When I was about 11 years old, I took a trip up to see my family in Indiana. It was my first time ever going on a plane by myself, without adults, I mean. I was going to meet my cousins up there, hang out for a bit, and my grandparents would swing by on their way back from D.C. to take me home.
I had all the eleven-year-old essentials. Gameboy: check. Fruit by the Foot: check. Sony Diskman: check. I was ready to go.
I really couldn’t tell you much about the trip to Indiana. It was the first time I killed a mammal, I do remember that. My cousins lived across from the town cemetery and it was there job to keep the gophers from digging into the ground and getting to the bodies, so they had some pretty…creative ways of taking care of the issue.
It was also my first time going on a trip on my own. It was the first time I felt independent. Not that I was, not at all. I was 11 for chrissakes. But still. I was alone on a plane and I felt like a bad ass.
But there was one thing about that trip I will remember for the rest of my life: it was the first time I remember truly listening to Led Zeppelin.
We stopped at the Walmart in Warsaw to get some snacks for the trip back and my grandparents said ‘Reed, why don’t you go over and pick out some CDs to listen to on the way back.” They handed me $30 and I went over to start searching through the stacks of plastic jewels. I grabbed Queen’s Gretest Hits, a CCR album (can’t remember which), and Led Zeppelin’s Early Days / Later Days double-disk greatest hits. I had no idea that what I was about to listen to would change my life forever.
After getting in the car and unwrapping my new gift, I popped open the Zeppelin CD and slipped it into my Diskman. I had to make sure to be extra careful, because the CDs wouldn’t always stay in place. You know how you’d hear that ‘click’ noise when you’d finally get the hole in the CD around the holder in the middle? It stopped making that noise, I guess because it lost a part – probably because I used it too much. I can’t tell you how many CDs I ruined from not making sure they were all the way down in the player. Ah…problems today’s generation will never understand.

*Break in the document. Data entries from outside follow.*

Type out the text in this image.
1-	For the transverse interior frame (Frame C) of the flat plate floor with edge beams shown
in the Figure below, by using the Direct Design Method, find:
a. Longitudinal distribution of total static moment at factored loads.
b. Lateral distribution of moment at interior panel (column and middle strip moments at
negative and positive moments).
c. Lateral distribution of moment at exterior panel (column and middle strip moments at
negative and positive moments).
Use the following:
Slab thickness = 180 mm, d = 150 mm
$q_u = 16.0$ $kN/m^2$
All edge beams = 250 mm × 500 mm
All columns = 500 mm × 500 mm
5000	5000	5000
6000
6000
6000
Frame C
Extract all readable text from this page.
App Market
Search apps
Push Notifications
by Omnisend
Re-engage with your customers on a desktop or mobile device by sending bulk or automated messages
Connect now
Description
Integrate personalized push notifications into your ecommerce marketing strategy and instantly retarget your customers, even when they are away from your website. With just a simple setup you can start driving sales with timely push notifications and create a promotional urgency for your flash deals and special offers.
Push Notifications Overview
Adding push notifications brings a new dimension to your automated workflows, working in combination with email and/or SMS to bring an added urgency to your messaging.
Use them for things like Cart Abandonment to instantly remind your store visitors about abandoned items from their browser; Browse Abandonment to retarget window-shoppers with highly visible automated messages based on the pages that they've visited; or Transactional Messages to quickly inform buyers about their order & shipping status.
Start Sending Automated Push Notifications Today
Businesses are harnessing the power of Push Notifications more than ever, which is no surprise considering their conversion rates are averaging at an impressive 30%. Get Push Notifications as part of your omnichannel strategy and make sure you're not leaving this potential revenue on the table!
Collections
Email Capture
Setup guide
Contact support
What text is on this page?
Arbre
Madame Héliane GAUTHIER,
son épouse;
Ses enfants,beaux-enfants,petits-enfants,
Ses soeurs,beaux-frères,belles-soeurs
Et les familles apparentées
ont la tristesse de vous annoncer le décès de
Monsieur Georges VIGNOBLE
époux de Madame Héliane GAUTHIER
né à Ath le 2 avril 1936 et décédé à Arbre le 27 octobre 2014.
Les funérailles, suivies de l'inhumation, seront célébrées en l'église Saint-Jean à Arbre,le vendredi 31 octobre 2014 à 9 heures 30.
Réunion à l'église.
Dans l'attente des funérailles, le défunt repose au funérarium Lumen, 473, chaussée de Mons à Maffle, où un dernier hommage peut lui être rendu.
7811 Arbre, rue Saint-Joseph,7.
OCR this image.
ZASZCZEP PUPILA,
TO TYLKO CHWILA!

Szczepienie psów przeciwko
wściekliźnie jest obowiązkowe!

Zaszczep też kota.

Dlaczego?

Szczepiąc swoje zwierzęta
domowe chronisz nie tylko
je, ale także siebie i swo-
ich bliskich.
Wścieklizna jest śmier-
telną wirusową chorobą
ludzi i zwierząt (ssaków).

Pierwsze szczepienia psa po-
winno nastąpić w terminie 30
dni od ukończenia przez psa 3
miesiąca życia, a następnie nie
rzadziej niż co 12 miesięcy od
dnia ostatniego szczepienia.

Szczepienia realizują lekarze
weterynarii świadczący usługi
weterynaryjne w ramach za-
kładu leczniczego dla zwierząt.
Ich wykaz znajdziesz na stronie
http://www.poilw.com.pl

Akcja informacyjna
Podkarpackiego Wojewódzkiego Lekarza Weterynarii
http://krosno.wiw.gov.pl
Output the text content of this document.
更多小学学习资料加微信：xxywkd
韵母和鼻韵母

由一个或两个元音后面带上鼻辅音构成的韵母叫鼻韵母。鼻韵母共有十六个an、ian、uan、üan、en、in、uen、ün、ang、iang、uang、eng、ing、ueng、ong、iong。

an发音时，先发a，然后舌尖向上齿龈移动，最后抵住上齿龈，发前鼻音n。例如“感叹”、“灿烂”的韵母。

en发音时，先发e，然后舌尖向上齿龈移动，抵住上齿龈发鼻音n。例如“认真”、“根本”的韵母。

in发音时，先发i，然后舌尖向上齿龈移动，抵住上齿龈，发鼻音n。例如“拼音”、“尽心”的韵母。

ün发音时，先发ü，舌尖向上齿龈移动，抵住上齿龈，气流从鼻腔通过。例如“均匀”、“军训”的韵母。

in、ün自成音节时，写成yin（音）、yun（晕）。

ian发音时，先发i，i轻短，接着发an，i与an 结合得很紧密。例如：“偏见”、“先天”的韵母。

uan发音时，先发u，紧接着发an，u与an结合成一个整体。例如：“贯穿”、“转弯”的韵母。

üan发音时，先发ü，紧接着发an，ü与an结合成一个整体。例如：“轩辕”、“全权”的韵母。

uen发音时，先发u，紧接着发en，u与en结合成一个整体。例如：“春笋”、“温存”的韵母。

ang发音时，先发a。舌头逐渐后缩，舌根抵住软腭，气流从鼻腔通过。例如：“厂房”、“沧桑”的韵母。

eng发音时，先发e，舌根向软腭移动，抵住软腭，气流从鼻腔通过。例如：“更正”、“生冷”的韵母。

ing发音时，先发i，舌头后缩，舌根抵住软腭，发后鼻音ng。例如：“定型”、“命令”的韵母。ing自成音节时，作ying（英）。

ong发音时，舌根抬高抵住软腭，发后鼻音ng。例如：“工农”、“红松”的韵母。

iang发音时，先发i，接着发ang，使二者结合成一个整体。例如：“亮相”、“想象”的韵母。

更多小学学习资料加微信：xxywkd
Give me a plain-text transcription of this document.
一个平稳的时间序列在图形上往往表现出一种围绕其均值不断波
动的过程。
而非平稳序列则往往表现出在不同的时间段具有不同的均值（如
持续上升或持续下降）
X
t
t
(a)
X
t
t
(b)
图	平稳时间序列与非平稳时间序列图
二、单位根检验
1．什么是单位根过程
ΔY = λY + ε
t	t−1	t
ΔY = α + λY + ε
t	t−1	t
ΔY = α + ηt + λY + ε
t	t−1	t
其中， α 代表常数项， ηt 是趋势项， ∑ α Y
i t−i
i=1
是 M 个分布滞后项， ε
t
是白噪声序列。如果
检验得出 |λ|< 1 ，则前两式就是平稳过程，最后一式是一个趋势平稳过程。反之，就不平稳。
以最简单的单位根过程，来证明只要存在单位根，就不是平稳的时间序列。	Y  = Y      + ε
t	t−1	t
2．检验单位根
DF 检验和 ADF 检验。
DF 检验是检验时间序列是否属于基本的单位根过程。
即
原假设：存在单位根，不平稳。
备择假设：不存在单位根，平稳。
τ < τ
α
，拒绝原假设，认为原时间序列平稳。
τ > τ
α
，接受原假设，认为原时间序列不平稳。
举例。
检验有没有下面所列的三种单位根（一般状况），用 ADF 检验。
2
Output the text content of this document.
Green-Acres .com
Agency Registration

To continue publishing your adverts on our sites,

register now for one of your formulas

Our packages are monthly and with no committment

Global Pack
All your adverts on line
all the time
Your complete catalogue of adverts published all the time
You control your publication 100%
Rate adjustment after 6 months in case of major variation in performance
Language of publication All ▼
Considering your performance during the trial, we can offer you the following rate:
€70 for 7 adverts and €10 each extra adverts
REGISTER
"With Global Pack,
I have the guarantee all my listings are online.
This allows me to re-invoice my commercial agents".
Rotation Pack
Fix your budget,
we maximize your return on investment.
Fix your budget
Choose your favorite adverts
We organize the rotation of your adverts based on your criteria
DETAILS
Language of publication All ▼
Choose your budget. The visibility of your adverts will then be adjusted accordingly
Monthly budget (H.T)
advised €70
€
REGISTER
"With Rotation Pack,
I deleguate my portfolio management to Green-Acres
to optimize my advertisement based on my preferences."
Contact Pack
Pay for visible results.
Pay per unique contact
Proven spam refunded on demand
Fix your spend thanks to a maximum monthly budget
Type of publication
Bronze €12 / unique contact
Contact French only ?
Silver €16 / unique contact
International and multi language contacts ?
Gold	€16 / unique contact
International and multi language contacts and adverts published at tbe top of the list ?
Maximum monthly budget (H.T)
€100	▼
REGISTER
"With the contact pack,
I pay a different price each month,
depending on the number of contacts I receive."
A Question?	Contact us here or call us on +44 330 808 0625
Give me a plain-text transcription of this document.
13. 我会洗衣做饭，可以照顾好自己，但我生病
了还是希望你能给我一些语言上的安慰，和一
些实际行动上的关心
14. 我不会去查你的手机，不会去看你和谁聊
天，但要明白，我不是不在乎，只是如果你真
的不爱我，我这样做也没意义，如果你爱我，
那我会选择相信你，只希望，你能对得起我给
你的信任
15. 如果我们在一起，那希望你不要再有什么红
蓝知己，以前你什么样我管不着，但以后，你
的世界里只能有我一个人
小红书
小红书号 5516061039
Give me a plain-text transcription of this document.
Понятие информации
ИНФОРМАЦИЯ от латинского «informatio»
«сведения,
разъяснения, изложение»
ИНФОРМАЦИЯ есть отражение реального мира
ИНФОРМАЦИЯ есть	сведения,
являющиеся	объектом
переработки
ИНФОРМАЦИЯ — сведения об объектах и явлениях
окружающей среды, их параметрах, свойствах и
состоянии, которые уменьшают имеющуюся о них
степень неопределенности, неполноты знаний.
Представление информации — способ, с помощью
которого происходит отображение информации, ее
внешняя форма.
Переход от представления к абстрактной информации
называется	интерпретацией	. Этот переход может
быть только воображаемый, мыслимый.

I got it after a second, closed the lid, and hit the play button. The track counter blinked as I waited for some sort of auditory stimulation. Then it happened; those two chords at the beginning of ‘Good Times, Bad Times.’ The snare drum popping on top of them, giving them an extra bit of distortion. Then a break – a lone high hat clicking by itself, looking for companionship.
I had my volume up too loud, way too loud. Loud enough that my grandparents turned to look at me when the song began. But I didn’t care. I was enchanted.
The high hat grew quicker as the guitar and snare came back to play. Finally a cowbell joined the mix for one final show of power, all before John Bonham led the way for Robert Plant and his shrill vocals.
That 13 seconds changed my life. It made me realize three things:
- I had a new favorite band.
- This ‘Jimmy Page’ fellow was the greatest guitar player of all time.
- One day, I would play guitar like that.
16 years later, all three of those things still hold true. Led Zeppelin is still my favorite band. Jimmy Page is still my favorite guitarist. And every time I pick up a guitar, I hope that I’ll magically be able to play as good as him.
Page turned 74 on January 9, so let’s all get out our favorite Zeppelin album and give it a spin. Cheers.